No obstante, cuando se abrió la puerta de entrada, les sorprendió el aspecto abandonado que presentaba la finca sobre la que se asentaba la casa. El jardín estaba descuidado y el césped necesitaba con urgencia la acción de una segadora. El camino de entrada estaba orillado por unos setos que antaño habían presentado caprichosas formas geométricas, pero que ahora crecían a su libre albedrío, adquiriendo formas amorfas. Probablemente hacía meses que nadie los podaba.

En la puerta les esperaba una mujer con aspecto regio. A pesar de las profundas ojeras y las arrugas que le cubrían el rostro, aún se apreciaba la belleza que hubo de ser de joven. Era alta y delgada. Lucía un sencillo vestido de algodón y llevaba el pelo, de color oscuro, recogido en un moño flojo, sujeto con un pasador de nácar.

—En cuanto leí esta mañana las noticias, supe que no tardarían en venir. —Fue su modo de presentarse, con una voz profunda y sedosa. Fue una afirmación expresada de manera tan tranquila y contundente como si en vez de esperarlos a ellos hubiera estado esperando al cartero.
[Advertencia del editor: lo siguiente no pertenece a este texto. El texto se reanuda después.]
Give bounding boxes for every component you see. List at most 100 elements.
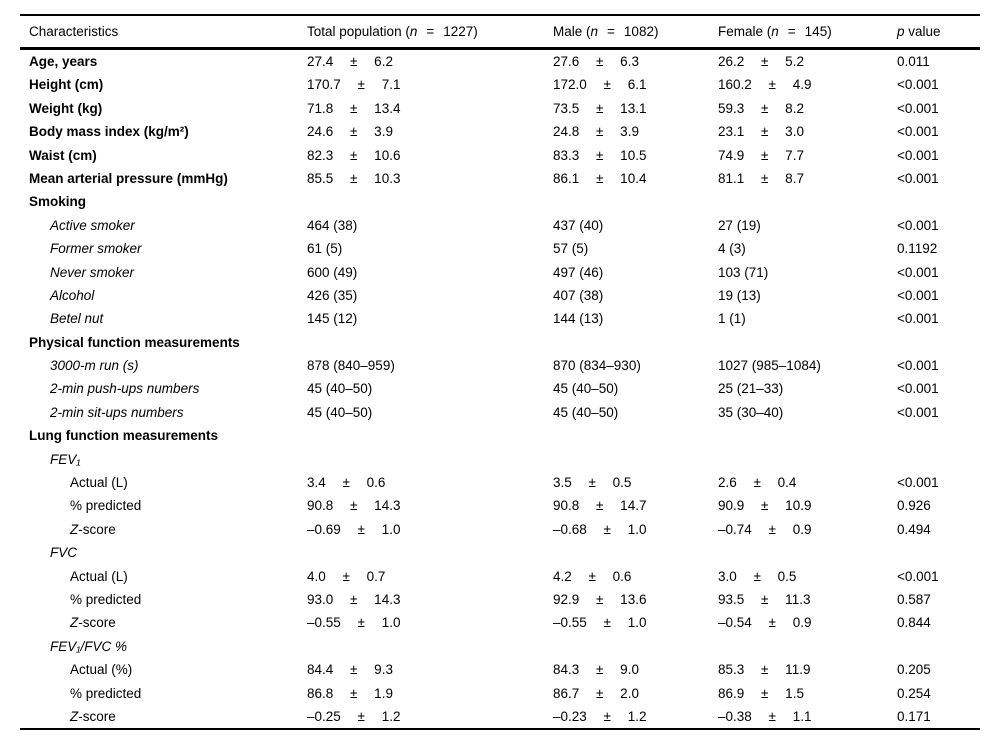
table-row: 2-min push-ups numbers 45 (40–50) 45 (40–5… bbox=[20, 377, 980, 400]
row-label: Z-score bbox=[20, 518, 307, 541]
female-header-text: Female ( bbox=[718, 24, 772, 39]
row-label: % predicted bbox=[20, 682, 307, 705]
cell-p-value bbox=[897, 541, 980, 564]
row-label-text: Actual (L) bbox=[70, 568, 128, 584]
row-label: Betel nut bbox=[20, 307, 307, 330]
cell-male: 870 (834–930) bbox=[553, 358, 641, 374]
row-label-text: % predicted bbox=[70, 498, 142, 514]
table-row: FEV₁ bbox=[20, 448, 980, 471]
cell-male bbox=[553, 448, 718, 471]
cell-male: 172.0 ± 6.1 bbox=[553, 77, 647, 93]
cell-total-population: 878 (840–959) bbox=[307, 358, 395, 374]
cell-female: 81.1 ± 8.7 bbox=[718, 170, 804, 186]
cell-male: –0.23 ± 1.2 bbox=[553, 708, 647, 724]
table-header-row: Characteristics Total population (n = 1227… bbox=[20, 16, 980, 47]
cell-total-population: 4.0 ± 0.7 bbox=[307, 568, 386, 584]
cell-female: 19 (13) bbox=[718, 287, 761, 303]
cell-female: 4 (3) bbox=[718, 241, 746, 257]
cell-p-value: 0.254 bbox=[897, 685, 931, 701]
female-header-eq: = bbox=[787, 24, 796, 39]
table-body: Age, years 27.4 ± 6.2 27.6 ± 6.3 26.2 ± 5.2… bbox=[20, 50, 980, 728]
male-header-n: n bbox=[590, 24, 599, 39]
table-row: Age, years 27.4 ± 6.2 27.6 ± 6.3 26.2 ± 5.2… bbox=[20, 50, 980, 73]
row-label-italic-prefix: Z bbox=[70, 708, 79, 724]
table-row: Never smoker 600 (49) 497 (46) 103 (71) <0.0… bbox=[20, 261, 980, 284]
table-row: FVC bbox=[20, 541, 980, 564]
cell-p-value: 0.926 bbox=[897, 498, 931, 514]
col-header-characteristics: Characteristics bbox=[20, 24, 307, 39]
row-label: FEV₁/FVC % bbox=[20, 635, 307, 658]
row-label-text: 3000-m run (s) bbox=[50, 358, 139, 374]
row-label: % predicted bbox=[20, 588, 307, 611]
cell-female: 2.6 ± 0.4 bbox=[718, 475, 797, 491]
row-label-text: 2-min sit-ups numbers bbox=[50, 404, 184, 420]
cell-total-population: 45 (40–50) bbox=[307, 381, 373, 397]
row-label: Body mass index (kg/m²) bbox=[20, 120, 307, 143]
cell-male: 90.8 ± 14.7 bbox=[553, 498, 647, 514]
table-row: Z-score –0.25 ± 1.2 –0.23 ± 1.2 –0.38 ± 1.1… bbox=[20, 705, 980, 728]
p-value-header-rest: value bbox=[904, 24, 941, 39]
row-label: Actual (L) bbox=[20, 471, 307, 494]
cell-male bbox=[553, 424, 718, 447]
col-header-p-value: p value bbox=[897, 24, 980, 39]
row-label-text: Physical function measurements bbox=[29, 334, 240, 350]
cell-total-population bbox=[307, 541, 553, 564]
cell-female bbox=[718, 424, 897, 447]
cell-male bbox=[553, 331, 718, 354]
cell-total-population: 90.8 ± 14.3 bbox=[307, 498, 401, 514]
cell-total-population: 45 (40–50) bbox=[307, 404, 373, 420]
cell-p-value: 0.011 bbox=[897, 54, 930, 69]
cell-p-value: <0.001 bbox=[897, 404, 939, 420]
row-label: Physical function measurements bbox=[20, 331, 307, 354]
table-row: Z-score –0.55 ± 1.0 –0.55 ± 1.0 –0.54 ± 0.9… bbox=[20, 611, 980, 634]
cell-male: 407 (38) bbox=[553, 287, 604, 303]
table-row: Waist (cm) 82.3 ± 10.6 83.3 ± 10.5 74.9 ± 7… bbox=[20, 144, 980, 167]
cell-female: –0.54 ± 0.9 bbox=[718, 615, 812, 631]
cell-total-population: 86.8 ± 1.9 bbox=[307, 685, 393, 701]
cell-total-population: 24.6 ± 3.9 bbox=[307, 124, 393, 140]
cell-female bbox=[718, 190, 897, 213]
row-label-text: Smoking bbox=[29, 194, 87, 210]
cell-total-population bbox=[307, 424, 553, 447]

—Buenos días, señora Espinosa. Inspector Castro y subinspector Gutiérrez —se presentó Castro mostrándole su identificación.

—Pasen —fue lo único que dijo.

Les condujo hasta el salón, una estancia amplia y fresca ubicada en la parte este de la casa. Les invitó a sentarse en un sofá de piel beige, en forma de U que, junto con la chimenea, presidía el salón.

—Sé por qué están aquí. Guzmán Ruiz —dijo mirando a ambos a los ojos.

—Sí, señora.

—Y querrán hablar con mi marido.

Fue más una afirmación que una pregunta, a la que los dos policías asintieron en silencio. Ninguno dijo nada. Dejaron que Marta hablara, pues era evidente que aquella escenificación respondía a un motivo y querían saber cuál.

—Antes de que hablen con él, es necesario que sepan que mi esposo está muy delicado de salud.

Así que era eso. Les estaba advirtiendo que no presionaran a su marido.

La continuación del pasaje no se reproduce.